Le temple est assez récent puisqu’il a été construit en 1951 et imaginé par un artiste presque divinisé à Bali, I Gusti Nyoman Lempad, un sculpteur et dessinateur qui serait mort en 1978 à l’âge de 116 ans. C’est un temple magnifique, une dentelle de sculptures toutes plus impressionnantes les unes que les autres, une débauche de monstres peuplant l’imaginaire balinais, le tout, recouvert d’une végétation qui colonise le moindre petite espace de pierre volcanique de cette mousse microscopique et d’un vert étonnant.
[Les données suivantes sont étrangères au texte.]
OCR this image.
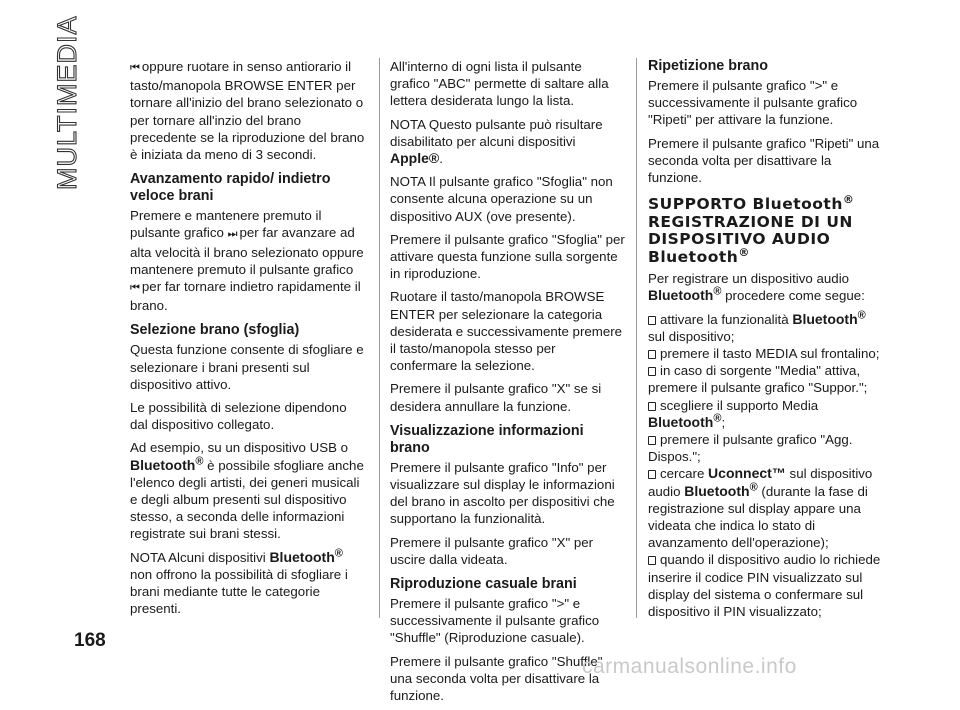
MULTIMEDIA	⏮ oppure ruotare in senso antiorario il tasto/manopola BROWSE ENTER per tornare all'inizio del brano selezionato o per tornare all'inzio del brano precedente se la riproduzione del brano è iniziata da meno di 3 secondi.

Avanzamento rapido/ indietro veloce brani

Premere e mantenere premuto il pulsante grafico ⏭ per far avanzare ad alta velocità il brano selezionato oppure mantenere premuto il pulsante grafico
⏮ per far tornare indietro rapidamente il brano.

Selezione brano (sfoglia)

Questa funzione consente di sfogliare e selezionare i brani presenti sul dispositivo attivo.

Le possibilità di selezione dipendono dal dispositivo collegato.

Ad esempio, su un dispositivo USB o
Bluetooth® è possibile sfogliare anche l'elenco degli artisti, dei generi musicali e degli album presenti sul dispositivo stesso, a seconda delle informazioni registrate sui brani stessi.

NOTA Alcuni dispositivi Bluetooth® non offrono la possibilità di sfogliare i brani mediante tutte le categorie presenti.

All'interno di ogni lista il pulsante grafico "ABC" permette di saltare alla lettera desiderata lungo la lista.

NOTA Questo pulsante può risultare disabilitato per alcuni dispositivi
Apple®.

NOTA Il pulsante grafico "Sfoglia" non consente alcuna operazione su un dispositivo AUX (ove presente).

Premere il pulsante grafico "Sfoglia" per attivare questa funzione sulla sorgente in riproduzione.

Ruotare il tasto/manopola BROWSE ENTER per selezionare la categoria desiderata e successivamente premere il tasto/manopola stesso per confermare la selezione.

Premere il pulsante grafico "X" se si desidera annullare la funzione.

Visualizzazione informazioni brano

Premere il pulsante grafico "Info" per visualizzare sul display le informazioni del brano in ascolto per dispositivi che supportano la funzionalità.

Premere il pulsante grafico "X" per uscire dalla videata.

Riproduzione casuale brani

Premere il pulsante grafico ">" e successivamente il pulsante grafico "Shuffle" (Riproduzione casuale).

Premere il pulsante grafico "Shuffle" una seconda volta per disattivare la funzione.

Ripetizione brano

Premere il pulsante grafico ">" e successivamente il pulsante grafico "Ripeti" per attivare la funzione.

Premere il pulsante grafico "Ripeti" una seconda volta per disattivare la funzione.

SUPPORTO Bluetooth®
REGISTRAZIONE DI UN DISPOSITIVO AUDIO
Bluetooth®

Per registrare un dispositivo audio
Bluetooth® procedere come segue:

attivare la funzionalità Bluetooth®
sul dispositivo;
premere il tasto MEDIA sul frontalino;
in caso di sorgente "Media" attiva, premere il pulsante grafico "Suppor.";
scegliere il supporto Media
Bluetooth®;
premere il pulsante grafico "Agg. Dispos.";
cercare Uconnect™ sul dispositivo audio Bluetooth® (durante la fase di registrazione sul display appare una videata che indica lo stato di avanzamento dell'operazione);
quando il dispositivo audio lo richiede inserire il codice PIN visualizzato sul display del sistema o confermare sul dispositivo il PIN visualizzato;
168
carmanualsonline.info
Le fait qu’il soit aussi récent n’entame en rien l’incroyable puissance ésotérique qui se dégage du lieu.
Le padmasana est le lieu le plus sacré du temple. Situé au nord-est du temple, c’est un trône vide au sommet d’un pilier, représentant la place du Dieu Suprême dans l’Hindouisme balinais, le Sang Hyang Widhi Wasa. On le reconnaît à sa haute stature entièrement recouverte d’or et à la présence d’une svastika à son sommet. A son pied, la statue de la déesse Sarasvati à qui est dédié le temple. On la reconnaît à ses quatre bras et à sa grâce ondulante.
Toutes les sculptures qui sont présentes ici sont autant de représentations de monstres effrayants dont la vocation est d’éloigner les esprits maléfiques. S’imprégner de l’ambiance de ce pandémonium donne littéralement le tournis. Le moindre espace sur la pierre est intégralement recouvert de visages grimaçants, de motifs végétaux, de superbes volutes enchevêtrées… Visiblement, ce lieu intéresse beaucoup moins que l’étang aux lotus puisque je peux déambuler seul dans le silence du temple.
Sous un auvent repose la dépouille vide d’un barong ket, le barong lion, Banaspati rajah (seigneur de la forêt) qui dans la lutte qui l’oppose à Rangda, symbolise la lutte éternelle du bien contre le mal. C’est une parure extraordinaire qui, le soir venu, s’anime lors de spectacles dans la cour du temple à la lumière des bougies et au son des métallophones hallucinogènes de l’orchestre de gamelan qui s’installe alors tranquillement.